Senti solo il rumore dei tuoi passi, cammini in stradine su cui sono ordinate ai lati macerie, sassi, tegole, pezzi di mobile. “L’Aquila è morta” leggi su un muro scrostato e non puoi fare a meno di riflettere su quella scritta.
Camminare in città, tre anni dopo. Le due cose che ti colpiscono di più sono il silenzio e l’odore di polvere diffuso, simile a quello che hai in casa quando ci sono i lavori e allo stesso modo diverso. Vedi ogni finestra puntellata, gli edifici ingabbiati da pali di legno o da tubi di ferro.

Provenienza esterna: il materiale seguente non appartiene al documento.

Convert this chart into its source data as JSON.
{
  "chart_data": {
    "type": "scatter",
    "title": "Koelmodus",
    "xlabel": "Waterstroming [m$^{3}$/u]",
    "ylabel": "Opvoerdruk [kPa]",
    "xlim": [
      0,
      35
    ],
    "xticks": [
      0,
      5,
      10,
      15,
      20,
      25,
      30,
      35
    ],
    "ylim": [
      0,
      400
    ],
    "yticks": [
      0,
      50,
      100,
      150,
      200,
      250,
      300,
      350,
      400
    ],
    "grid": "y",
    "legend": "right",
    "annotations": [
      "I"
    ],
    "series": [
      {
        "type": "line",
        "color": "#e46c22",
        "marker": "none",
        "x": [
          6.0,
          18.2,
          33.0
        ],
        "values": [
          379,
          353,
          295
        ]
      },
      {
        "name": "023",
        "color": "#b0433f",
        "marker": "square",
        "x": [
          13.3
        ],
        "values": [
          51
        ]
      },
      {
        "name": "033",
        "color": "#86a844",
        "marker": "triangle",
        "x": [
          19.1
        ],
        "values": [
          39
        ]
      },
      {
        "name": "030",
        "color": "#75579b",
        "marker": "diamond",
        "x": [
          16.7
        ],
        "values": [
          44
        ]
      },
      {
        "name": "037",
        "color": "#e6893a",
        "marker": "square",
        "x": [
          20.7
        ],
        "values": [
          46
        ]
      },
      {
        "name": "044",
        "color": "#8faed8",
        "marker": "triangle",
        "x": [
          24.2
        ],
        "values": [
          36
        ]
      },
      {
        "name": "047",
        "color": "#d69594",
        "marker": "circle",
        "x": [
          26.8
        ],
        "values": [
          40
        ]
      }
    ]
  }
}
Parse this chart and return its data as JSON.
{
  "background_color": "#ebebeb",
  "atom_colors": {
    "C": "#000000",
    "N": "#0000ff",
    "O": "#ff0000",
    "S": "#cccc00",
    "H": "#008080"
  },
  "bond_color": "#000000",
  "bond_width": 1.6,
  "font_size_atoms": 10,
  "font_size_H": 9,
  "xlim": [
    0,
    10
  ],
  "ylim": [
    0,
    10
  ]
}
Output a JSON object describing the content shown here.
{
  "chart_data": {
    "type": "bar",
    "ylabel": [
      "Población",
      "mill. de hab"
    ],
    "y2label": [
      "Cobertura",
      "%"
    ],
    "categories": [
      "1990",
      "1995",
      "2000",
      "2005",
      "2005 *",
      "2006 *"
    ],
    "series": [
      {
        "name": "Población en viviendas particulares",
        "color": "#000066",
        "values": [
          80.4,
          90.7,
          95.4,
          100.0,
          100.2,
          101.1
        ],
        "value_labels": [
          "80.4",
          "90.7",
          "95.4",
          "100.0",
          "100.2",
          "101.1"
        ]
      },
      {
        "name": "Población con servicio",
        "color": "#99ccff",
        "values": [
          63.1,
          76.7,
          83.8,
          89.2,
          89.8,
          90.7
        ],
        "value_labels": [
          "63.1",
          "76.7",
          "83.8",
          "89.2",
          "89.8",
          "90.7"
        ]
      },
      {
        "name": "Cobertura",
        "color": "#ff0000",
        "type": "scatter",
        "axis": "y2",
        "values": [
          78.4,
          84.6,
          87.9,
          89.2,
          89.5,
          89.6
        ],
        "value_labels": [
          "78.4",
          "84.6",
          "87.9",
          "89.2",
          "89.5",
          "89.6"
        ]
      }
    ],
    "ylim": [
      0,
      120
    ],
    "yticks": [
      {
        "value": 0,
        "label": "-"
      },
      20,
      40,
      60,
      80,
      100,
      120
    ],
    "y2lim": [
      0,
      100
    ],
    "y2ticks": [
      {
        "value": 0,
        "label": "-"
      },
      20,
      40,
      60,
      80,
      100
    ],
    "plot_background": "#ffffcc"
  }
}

Intravedi pezzi di cielo attraverso finestre rotte e tetti crollati, mentre un omone in tuta mimetica ti dice che no, di lì non puoi passare.
I negozi di qualche grande catena hanno riaperto e sono deserti; quelli dei piccoli commercianti quasi tutti chiusi. Dalle vetrine intravedi cumuli di manichini o sgabelli allineati lungo la parete. Nella piazza principale, dove prima si svolgeva il mercato, c’è qualche panchina. Chi ci sta seduto sopra guarda le facciate.
Ti sembra strano sentir parlare, in uno dei pochi bar aperti, del rigore concesso al Barcellona contro il Milan. Ti sembra strana ogni cosa che rimandi alla normalità, come i cartelloni dei candidati a sindaco che sorridono sulle macerie.
I barlumi di normalità, a L’Aquila, sono la cosa più sconvolgente che si possa incontrare.